13 Avril 2014

Les maîtres du temps

Selon la théorie de la relativité d'Einstein, le temps est "élastique" : il s'écoule plus ou moins vite ! Sera-t-il un jour possible de voyager dans le temps ?

Les scientifiques de l’espace : des super héros ?

L'homme rêve depuis longtemps de pouvoir "manipuler" le temps. Des expériences sont menées un peu partout dans le monde, notamment par les ingénieurs du CNES.

Pas la télékinésie, mais la… ?

Question de culture générale : dans la série Heroes, l’informaticien Hiro Nakamura se découvre un super pouvoir, lequel ?

Indice : il parvient à ralentir et accélérer les aiguilles des horloges. Réponse : c’est la chronokinésie. Un mot compliqué qui signifie la capacité à manipuler le temps.

Cela paraît difficile à croire, mais les ingénieurs du CNES maîtrisent eux aussi la chronokinésie : ils préparent en ce moment une expérience scientifique dont l’objectif est de provoquer et d’observer une modification de l’écoulement du temps.

Si Hiro peut suspendre complètement le temps, figeant par exemple sur place les passants d’une rue, les ingénieurs du CNES, eux, ne s’attendent pas à un effet aussi spectaculaire. Mais ils devraient tout de même parvenir à accélérer la course d’une horloge !

Des horloges font le tour du monde

L’un des buts des ingénieurs du CNES est d’améliorer des expériences de "manipulation du temps", dont l’une des plus incroyables a été celle de Joseph Hafele et Richard Keating, en 1971.

Ces deux physiciens américains avaient placé des horloges ultraprécises à bord d’avions de ligne.

De vol en vol, les horloges avaient effectué un tour du monde, certaines voyageant vers l’Ouest, d’autres vers l’Est.

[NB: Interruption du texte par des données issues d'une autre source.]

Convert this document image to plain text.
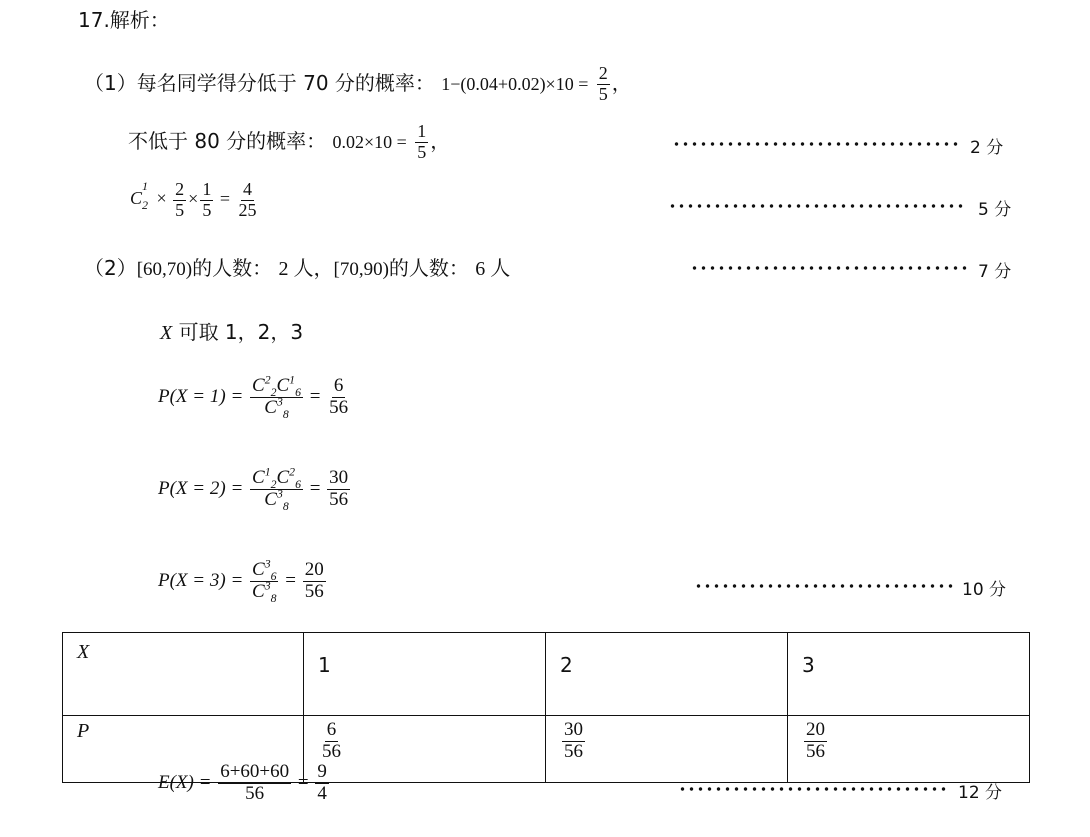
17.解析：
（1）每名同学得分低于 70 分的概率： $1-(0.04+0.02)\times 10 = \frac{2}{5}$ ，
不低于 80 分的概率： $0.02\times 10 = \frac{1}{5}$ ，	2 分
C
1
$2 \times \frac{2}{5} \times \frac{1}{5} = \frac{4}{25}$	5 分
（2）[60,70)的人数： 2 人，[70,90)的人数： 6 人	7 分
X 可取 1，2，3
$P(X = 1) = \frac{C^2_2C^1_6}{C^3_8} = \frac{6}{56}$
$P(X = 2) = \frac{C^1_2C^2_6}{C^3_8} = \frac{30}{56}$
$P(X = 3) = \frac{C^3_6}{C^3_8} = \frac{20}{56}$	10 分
X	1	2	3
P	$\frac{6}{56}$	$\frac{30}{56}$	$\frac{20}{56}$
$E(X) = \frac{6+60+60}{56} = \frac{9}{4}$	12 分
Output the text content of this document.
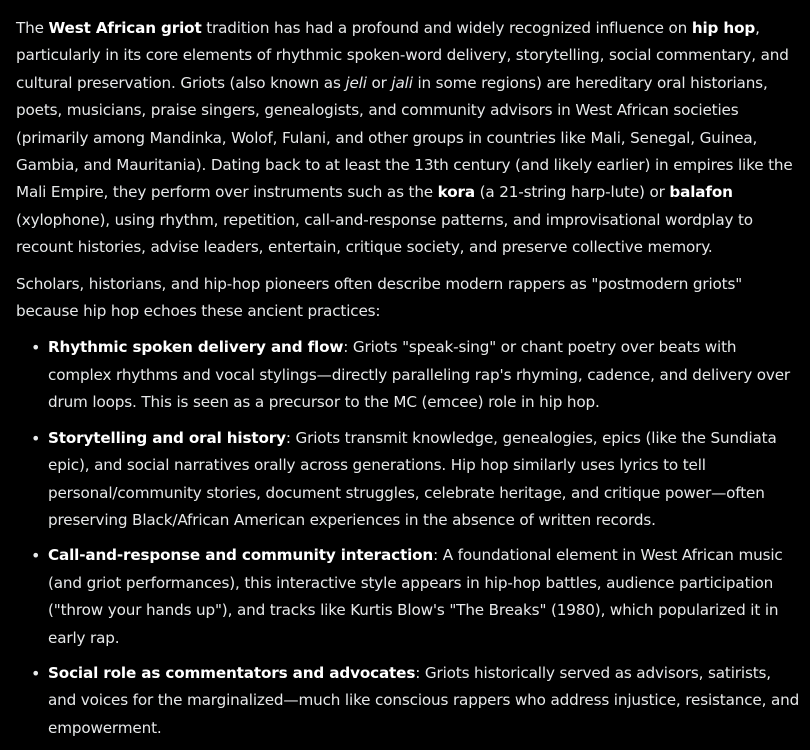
The West African griot tradition has had a profound and widely recognized influence on hip hop, particularly in its core elements of rhythmic spoken-word delivery, storytelling, social commentary, and cultural preservation. Griots (also known as jeli or jali in some regions) are hereditary oral historians, poets, musicians, praise singers, genealogists, and community advisors in West African societies (primarily among Mandinka, Wolof, Fulani, and other groups in countries like Mali, Senegal, Guinea, Gambia, and Mauritania). Dating back to at least the 13th century (and likely earlier) in empires like the Mali Empire, they perform over instruments such as the kora (a 21-string harp-lute) or balafon (xylophone), using rhythm, repetition, call-and-response patterns, and improvisational wordplay to recount histories, advise leaders, entertain, critique society, and preserve collective memory.

Scholars, historians, and hip-hop pioneers often describe modern rappers as "postmodern griots" because hip hop echoes these ancient practices:

• Rhythmic spoken delivery and flow: Griots "speak-sing" or chant poetry over beats with complex rhythms and vocal stylings—directly paralleling rap's rhyming, cadence, and delivery over drum loops. This is seen as a precursor to the MC (emcee) role in hip hop.
• Storytelling and oral history: Griots transmit knowledge, genealogies, epics (like the Sundiata epic), and social narratives orally across generations. Hip hop similarly uses lyrics to tell personal/community stories, document struggles, celebrate heritage, and critique power—often preserving Black/African American experiences in the absence of written records.
• Call-and-response and community interaction: A foundational element in West African music (and griot performances), this interactive style appears in hip-hop battles, audience participation ("throw your hands up"), and tracks like Kurtis Blow's "The Breaks" (1980), which popularized it in early rap.
• Social role as commentators and advocates: Griots historically served as advisors, satirists, and voices for the marginalized—much like conscious rappers who address injustice, resistance, and empowerment.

À leur retour au point de départ, les horloges avaient été comparées avec celles restées à terre : les heures ne coïncidaient plus !

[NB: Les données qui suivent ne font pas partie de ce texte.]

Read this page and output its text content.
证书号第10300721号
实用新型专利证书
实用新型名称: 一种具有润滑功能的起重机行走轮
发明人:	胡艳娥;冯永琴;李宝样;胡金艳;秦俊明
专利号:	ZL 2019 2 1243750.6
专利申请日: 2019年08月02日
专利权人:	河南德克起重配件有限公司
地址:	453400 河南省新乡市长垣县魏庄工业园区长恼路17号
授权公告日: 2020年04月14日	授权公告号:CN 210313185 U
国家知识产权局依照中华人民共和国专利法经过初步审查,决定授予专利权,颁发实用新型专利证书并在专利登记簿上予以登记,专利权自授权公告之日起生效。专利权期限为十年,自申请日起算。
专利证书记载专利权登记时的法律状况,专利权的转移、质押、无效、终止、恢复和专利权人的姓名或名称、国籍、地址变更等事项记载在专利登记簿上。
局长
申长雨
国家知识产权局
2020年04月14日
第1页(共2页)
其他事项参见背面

Celles voyageant vers l’Ouest avaient avancé de 275 milliardièmes de seconde par rapport à l’horloge terrestre, alors que celles traversant le ciel par l’Est avaient pris un retard de 59 milliardièmes de seconde.

Autrement dit, le voyage avait accéléré le temps pour les unes et ralenti pour les autres !

Vous avez l’heure, docteur Einstein ?

"Magique," direz-vous ? "Évidemment non," vous répondrait Albert Einstein.

Car la théorie de la relativité, dont il est l’un des pères, explique parfaitement ces phénomènes. Selon cette théorie, le temps et la vitesse sont des paramètres dépendants ! Plus on se déplace vite, plus le temps ralentit autour de soi (et donc plus la montre à son poignet retarde)…

Cela mérite une explication ! Pour appliquer la théorie de la relativité, il faut mesurer la vitesse non par rapport à la surface de la Terre, mais par rapport au centre de la planète.

Dans ce référentiel, un avion se déplaçant vers l’Est cumule sa propre vitesse et celle de la Terre qui tourne justement d’Ouest en Est.

Il va donc plus vite que la surface de la Terre par rapport à son centre, donc, d’après Einstein, le temps ralentit à l’intérieur de la carlingue.

À l’inverse, en allant vers l’Ouest, l’avion retranche sa vitesse à celle de la Terre, le temps s’accélère donc par rapport à celui qu’on mesure sur Terre.

Les horloges atomiques

Comment Hafele et Keating ont-ils pu mesurer des durées à des milliardièmes de seconde près ?

Pas question d’utiliser une montre à quartz, trop imprécise : les deux physiciens ont eu recours à des "horloges atomiques".

Leur principe est connu depuis 60 ans : le "tic-tac" de ces horloges est donné par un nuage d’atomes qui traverse une "boîte" emplie d’ondes radio.

Ce sont ces ondes qui, en quelque sorte, demandent l’heure aux atomes du nuage.

Les ondes radio cèdent de l’énergie aux atomes, qui, en retour, réémettent une onde électromagnétique. Les ondulations de cette onde fournissent ensuite le "tic-tac" : ainsi, la seconde correspond à la durée de 9 192 631 770 ondulations d’une onde émise par un nuage d’atomes de césium.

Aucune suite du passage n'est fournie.